A los Reyes este año no les pedí que me trajeran, les pedí que se llevaran. Ya que venían de descargar, y que iban de vuelta a Oriente con sus inmensas alforjas vacías, pensé que les cabrían algunas cosas, que ellos sabrían qué hacer con ellas en aquellos paises más pobres, al menos en archiperres, que el nuestro. Cosas que ya no uso o que me estorban, cosas que compré sin necesitarlas de veras, que me regalaron y tengo repetidas, algunos trastos viejos que da pena tirarlos, varios aparatos que se han quedado obsoletos, enseres, ropas, adornos y otras cosas menos tangibles, pero no menos molestas.
Tengo, por ejemplo, un par de camisas pasadas de moda, pero en buen uso; dos pantalones viejos, que se me han quedado pequeños de cintura, por los excesos navideños; una mesa de despacho que ya no tiene despacho; un par de taburetes de cocina, que han quedado arrinconados; una flauta y un tambor que regalé a mi hijo y que nunca aprendió a tocarlos; varios enseres de cocina, platos, copas, tazas, que han sobrevivido a otros de su misma estirpe; un móvil no tan antiguo, pero que va mal de batería; una docena de cargadores, que han perdido su cargo; varios cables de conexión, sin nada que conectar; una tele mediana, que ya no es smart; una docena de libros que nunca llegué a leer, pero me da pena tirarlos; y otras menudencias, que me da vergüenza reseñar, pero que no son lo que se dice basura.
Llegado a este punto paré y pensé que quizá algo de lo que les estaba dejando podría ofenderlos; que tenía que distinguir lo que me sobra, de lo que estorba; diferenciar entre las cosas de las que me desprendo, de las que desperdicio. Estas ya son basura.
Lo revisé todo, me arrepentí de casi todo, y volví a dejarlo en su sitio. Entonces volví a pensar, les dejaré una carta, les pediré que se lleven esta lumbalgia lenta, la pizca de colesterol que me sobra, los malos humos que a veces me gasto, el insomnio crónico, la próstata creciente, la melena menguante, las palabras que se escapan de mi boca, y esta sordera herencia de mi madre, bendita sea ella.

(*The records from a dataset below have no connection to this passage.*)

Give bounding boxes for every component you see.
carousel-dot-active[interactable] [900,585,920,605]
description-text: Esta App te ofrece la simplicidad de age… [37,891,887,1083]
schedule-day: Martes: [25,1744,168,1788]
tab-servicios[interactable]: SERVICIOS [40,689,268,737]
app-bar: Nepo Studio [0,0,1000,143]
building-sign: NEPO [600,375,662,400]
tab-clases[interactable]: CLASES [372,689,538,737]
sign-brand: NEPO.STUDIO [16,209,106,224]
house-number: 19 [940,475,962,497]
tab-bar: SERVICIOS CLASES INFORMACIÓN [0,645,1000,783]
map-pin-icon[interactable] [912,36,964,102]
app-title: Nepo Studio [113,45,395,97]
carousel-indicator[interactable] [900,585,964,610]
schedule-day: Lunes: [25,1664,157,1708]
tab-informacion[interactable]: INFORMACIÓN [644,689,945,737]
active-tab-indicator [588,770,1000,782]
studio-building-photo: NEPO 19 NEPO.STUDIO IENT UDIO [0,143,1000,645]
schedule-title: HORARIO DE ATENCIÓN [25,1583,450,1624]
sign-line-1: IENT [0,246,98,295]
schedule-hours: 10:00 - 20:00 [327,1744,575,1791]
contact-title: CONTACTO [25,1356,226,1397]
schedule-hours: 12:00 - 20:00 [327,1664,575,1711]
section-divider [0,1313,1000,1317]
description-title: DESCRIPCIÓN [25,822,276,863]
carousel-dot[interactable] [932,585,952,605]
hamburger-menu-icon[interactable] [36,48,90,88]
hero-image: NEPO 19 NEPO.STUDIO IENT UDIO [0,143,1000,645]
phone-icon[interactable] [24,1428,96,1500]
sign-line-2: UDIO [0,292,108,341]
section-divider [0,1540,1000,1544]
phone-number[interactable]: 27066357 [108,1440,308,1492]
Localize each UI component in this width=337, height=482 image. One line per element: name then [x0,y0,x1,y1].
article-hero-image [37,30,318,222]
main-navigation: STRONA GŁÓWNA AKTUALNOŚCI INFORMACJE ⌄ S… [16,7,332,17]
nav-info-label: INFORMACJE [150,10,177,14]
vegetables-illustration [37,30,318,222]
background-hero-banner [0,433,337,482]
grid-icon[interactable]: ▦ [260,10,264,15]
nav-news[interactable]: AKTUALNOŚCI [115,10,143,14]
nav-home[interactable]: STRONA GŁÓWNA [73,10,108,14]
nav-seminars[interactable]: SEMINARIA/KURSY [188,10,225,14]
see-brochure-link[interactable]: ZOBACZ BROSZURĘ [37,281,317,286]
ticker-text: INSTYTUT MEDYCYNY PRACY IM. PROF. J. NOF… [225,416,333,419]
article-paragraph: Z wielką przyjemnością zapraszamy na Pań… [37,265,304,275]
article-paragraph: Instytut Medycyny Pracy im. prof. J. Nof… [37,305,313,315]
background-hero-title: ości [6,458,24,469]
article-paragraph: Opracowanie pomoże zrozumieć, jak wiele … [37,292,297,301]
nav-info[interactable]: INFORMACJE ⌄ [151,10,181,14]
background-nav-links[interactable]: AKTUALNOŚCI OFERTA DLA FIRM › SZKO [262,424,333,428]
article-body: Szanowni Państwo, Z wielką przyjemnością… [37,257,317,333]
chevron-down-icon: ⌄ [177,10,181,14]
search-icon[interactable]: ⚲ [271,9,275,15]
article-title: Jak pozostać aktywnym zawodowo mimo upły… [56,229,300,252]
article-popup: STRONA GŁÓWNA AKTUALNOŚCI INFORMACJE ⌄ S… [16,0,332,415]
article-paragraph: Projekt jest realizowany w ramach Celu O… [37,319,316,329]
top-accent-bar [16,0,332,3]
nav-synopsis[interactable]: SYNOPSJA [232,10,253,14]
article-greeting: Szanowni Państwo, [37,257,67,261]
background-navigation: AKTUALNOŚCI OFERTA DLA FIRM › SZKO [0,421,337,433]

Y en esas estaba, cuando por tercera vez se me iluminó el caletre, qué injusto, pensé, solo les dejo cosas malas, y entonces ya atiné con la misiva. Les pedí, por telepatía para no gastar papel y tinta, que se lleven la pobreza, la malicia, la soledad, el miedo y la pena, pero sobre todo esta guerra maldita que a todos nos sangra. Y a cambio les ofrecí un par de cosas íntimas, por si a alguien pudieran servirle en cabeza ajena: lo que sé de la vida, sin tener que sufrirlo; y lo que aprendí en los libros, sin tener que estudiarlo. Esto no pesa tanto, les dije en silencio, y quizá valga poco, pero no tiene precio.
A cambio solo os pido una cosilla, que cuando volváis me encontréis aquí mismo, sentado y escribiendo, en esta vieja silla.